KM: I think it has something to do with the fact that something is always happening in Cyber Nations. Every time I log in there is something new going on, one group flexing their muscles and on the brink of war, another group trying to keep the peace, another group getting caught for spying on another alliance. ... It's that kind of excitement that seems to drive new players to the game and keep them coming back.
TE: Speaking of the community, are the key players from the early days still there? Do players come and go a lot?
KM: I'd say there's a mixture of both. We've still got a lot of players that started in the game just days after it launched on January 6, 2006, and have been active in the game ever since. We also get a lot of new users who pass by and don't stick around for whatever reasons. We've got roughly 40,000 active nations, but over 100,000 nations have come and gone since the game started 18 months ago.
TE: The other thing that has really impressed me is the almost fanatical level to which the entire history of the game world has been transcribed and recorded in the wikis. Alliances rise and fall, wars come and go. What has been the defining or most memorable moment in the history of Cyber Nations for you?
KM: The most defining moment for me came in March 2007 during what players have come to call Great War III or GWIII. During times of war where thousands of players engage one another on a massive scale like we saw in GWIII, the game servers have a difficult time staying up with performance. With the site having performance issues during much of March, I stayed very busy with the game and, as I mentioned before, our first child was born on March 29, 2007, so it was both a very busy and exciting time for me.
TE: How far do you go to make the game realistic?
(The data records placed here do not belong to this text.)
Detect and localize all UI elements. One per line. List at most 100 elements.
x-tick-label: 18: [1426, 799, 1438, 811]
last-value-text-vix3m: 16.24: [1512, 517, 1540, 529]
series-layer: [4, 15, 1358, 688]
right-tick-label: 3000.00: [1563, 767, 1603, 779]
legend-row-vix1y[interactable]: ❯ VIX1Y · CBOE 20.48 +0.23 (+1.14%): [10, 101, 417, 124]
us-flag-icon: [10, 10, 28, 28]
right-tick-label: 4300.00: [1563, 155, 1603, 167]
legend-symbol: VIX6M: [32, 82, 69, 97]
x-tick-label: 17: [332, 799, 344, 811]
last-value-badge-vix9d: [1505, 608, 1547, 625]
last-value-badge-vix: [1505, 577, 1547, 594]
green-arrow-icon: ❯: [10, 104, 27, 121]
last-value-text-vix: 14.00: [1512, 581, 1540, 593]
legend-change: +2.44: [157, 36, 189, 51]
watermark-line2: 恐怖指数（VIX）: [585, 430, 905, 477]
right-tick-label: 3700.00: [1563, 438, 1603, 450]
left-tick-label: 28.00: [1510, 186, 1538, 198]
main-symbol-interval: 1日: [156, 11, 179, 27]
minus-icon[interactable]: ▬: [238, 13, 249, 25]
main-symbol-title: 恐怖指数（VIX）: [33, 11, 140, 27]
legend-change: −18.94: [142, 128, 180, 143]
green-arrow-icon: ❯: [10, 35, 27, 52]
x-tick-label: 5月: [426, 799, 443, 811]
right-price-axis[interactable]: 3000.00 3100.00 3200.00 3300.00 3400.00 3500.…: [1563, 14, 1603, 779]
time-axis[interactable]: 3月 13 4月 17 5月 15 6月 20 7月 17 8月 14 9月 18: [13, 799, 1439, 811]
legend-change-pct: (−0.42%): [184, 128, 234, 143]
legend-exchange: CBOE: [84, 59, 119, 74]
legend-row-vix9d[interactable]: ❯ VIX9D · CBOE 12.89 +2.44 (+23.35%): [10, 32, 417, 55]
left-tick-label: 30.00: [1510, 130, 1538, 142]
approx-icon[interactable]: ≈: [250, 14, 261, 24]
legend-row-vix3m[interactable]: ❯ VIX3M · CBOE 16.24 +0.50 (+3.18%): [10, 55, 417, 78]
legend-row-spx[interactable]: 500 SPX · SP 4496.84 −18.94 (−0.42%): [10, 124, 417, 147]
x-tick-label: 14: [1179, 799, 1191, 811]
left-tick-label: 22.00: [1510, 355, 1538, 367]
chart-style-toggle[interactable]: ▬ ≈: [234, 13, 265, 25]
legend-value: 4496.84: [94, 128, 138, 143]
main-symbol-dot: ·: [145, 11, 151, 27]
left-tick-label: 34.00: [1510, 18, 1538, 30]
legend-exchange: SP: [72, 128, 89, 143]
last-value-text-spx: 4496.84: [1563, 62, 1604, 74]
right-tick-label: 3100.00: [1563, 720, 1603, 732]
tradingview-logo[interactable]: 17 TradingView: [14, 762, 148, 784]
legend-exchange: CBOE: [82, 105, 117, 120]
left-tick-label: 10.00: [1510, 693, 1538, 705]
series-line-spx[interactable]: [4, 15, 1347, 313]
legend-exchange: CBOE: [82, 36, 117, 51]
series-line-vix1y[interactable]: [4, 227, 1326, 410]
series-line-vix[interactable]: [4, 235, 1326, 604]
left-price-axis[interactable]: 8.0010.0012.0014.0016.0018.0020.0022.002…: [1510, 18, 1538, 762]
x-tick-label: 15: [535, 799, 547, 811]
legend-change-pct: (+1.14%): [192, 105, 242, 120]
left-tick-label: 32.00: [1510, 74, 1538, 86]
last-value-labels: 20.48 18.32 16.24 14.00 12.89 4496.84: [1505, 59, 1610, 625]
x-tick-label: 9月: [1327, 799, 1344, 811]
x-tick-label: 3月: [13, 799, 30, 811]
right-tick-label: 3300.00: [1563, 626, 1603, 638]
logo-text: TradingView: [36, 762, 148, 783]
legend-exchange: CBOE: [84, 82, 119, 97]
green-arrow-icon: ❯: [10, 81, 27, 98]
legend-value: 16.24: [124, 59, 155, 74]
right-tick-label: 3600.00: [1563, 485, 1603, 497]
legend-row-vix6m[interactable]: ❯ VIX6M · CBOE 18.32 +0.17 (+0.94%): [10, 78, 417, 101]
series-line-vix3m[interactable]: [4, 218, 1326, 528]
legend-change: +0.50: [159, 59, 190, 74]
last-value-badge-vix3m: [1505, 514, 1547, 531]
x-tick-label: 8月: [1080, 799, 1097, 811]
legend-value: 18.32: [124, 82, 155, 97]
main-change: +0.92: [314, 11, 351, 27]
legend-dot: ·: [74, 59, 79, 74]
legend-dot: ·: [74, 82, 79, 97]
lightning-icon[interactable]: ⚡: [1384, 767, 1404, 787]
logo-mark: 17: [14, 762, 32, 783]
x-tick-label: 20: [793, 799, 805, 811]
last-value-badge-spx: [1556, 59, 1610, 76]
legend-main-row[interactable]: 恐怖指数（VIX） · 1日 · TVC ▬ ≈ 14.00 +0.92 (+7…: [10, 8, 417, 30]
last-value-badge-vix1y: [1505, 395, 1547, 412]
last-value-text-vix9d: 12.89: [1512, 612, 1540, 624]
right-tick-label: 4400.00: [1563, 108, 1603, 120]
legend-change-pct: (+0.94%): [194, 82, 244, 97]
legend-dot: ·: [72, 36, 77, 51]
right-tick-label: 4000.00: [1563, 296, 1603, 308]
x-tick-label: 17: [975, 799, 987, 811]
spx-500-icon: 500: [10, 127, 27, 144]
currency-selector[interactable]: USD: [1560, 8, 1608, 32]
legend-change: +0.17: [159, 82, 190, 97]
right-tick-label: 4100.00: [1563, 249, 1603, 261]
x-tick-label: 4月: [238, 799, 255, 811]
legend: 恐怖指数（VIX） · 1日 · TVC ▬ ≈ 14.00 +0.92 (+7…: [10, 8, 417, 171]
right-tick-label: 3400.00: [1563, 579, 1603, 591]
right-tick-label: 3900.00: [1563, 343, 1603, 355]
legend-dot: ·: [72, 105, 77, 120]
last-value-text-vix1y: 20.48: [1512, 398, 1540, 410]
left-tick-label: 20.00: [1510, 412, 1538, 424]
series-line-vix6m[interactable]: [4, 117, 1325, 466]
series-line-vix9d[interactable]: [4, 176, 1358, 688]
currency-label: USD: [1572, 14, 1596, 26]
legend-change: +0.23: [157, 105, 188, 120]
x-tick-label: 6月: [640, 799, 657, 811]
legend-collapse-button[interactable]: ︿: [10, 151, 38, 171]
For example, only the top 5 percent of nations can get nuclear weapons. What does that say about North Korea?
KM: When developing Cyber Nations on a MMOG scale, it was important to make the game fair. Because of that, some sacrifices were made for gameplay purposes. For example, the 5 percent rule was added because of massive outcry from the
community that the game was too unrealistic with nuclear weapons so readily available and being used on a massive scale like we saw before the 5 percent rule was added.
TE: Where do you and Cyber Nations go from here? Do you have any interest in developing a commercial version of this, or any other game?
KM: Cyber Nations has grown far beyond my wildest expectations for the game when it first started. Of course, I'll always keep options open for new opportunities that may come for the game, but if things just remain as they are now I'll be happy with that, too.
My main goal is to continue to provide for Cyber Nations for as long as people are interested in it. Along with Cyber Nations, I've got a couple of other browser-based games that I'm working on, even though I have absolutely no time in my schedule to manage. I guess that's the story of most web developers, though. Too many great ideas and not enough time in the day.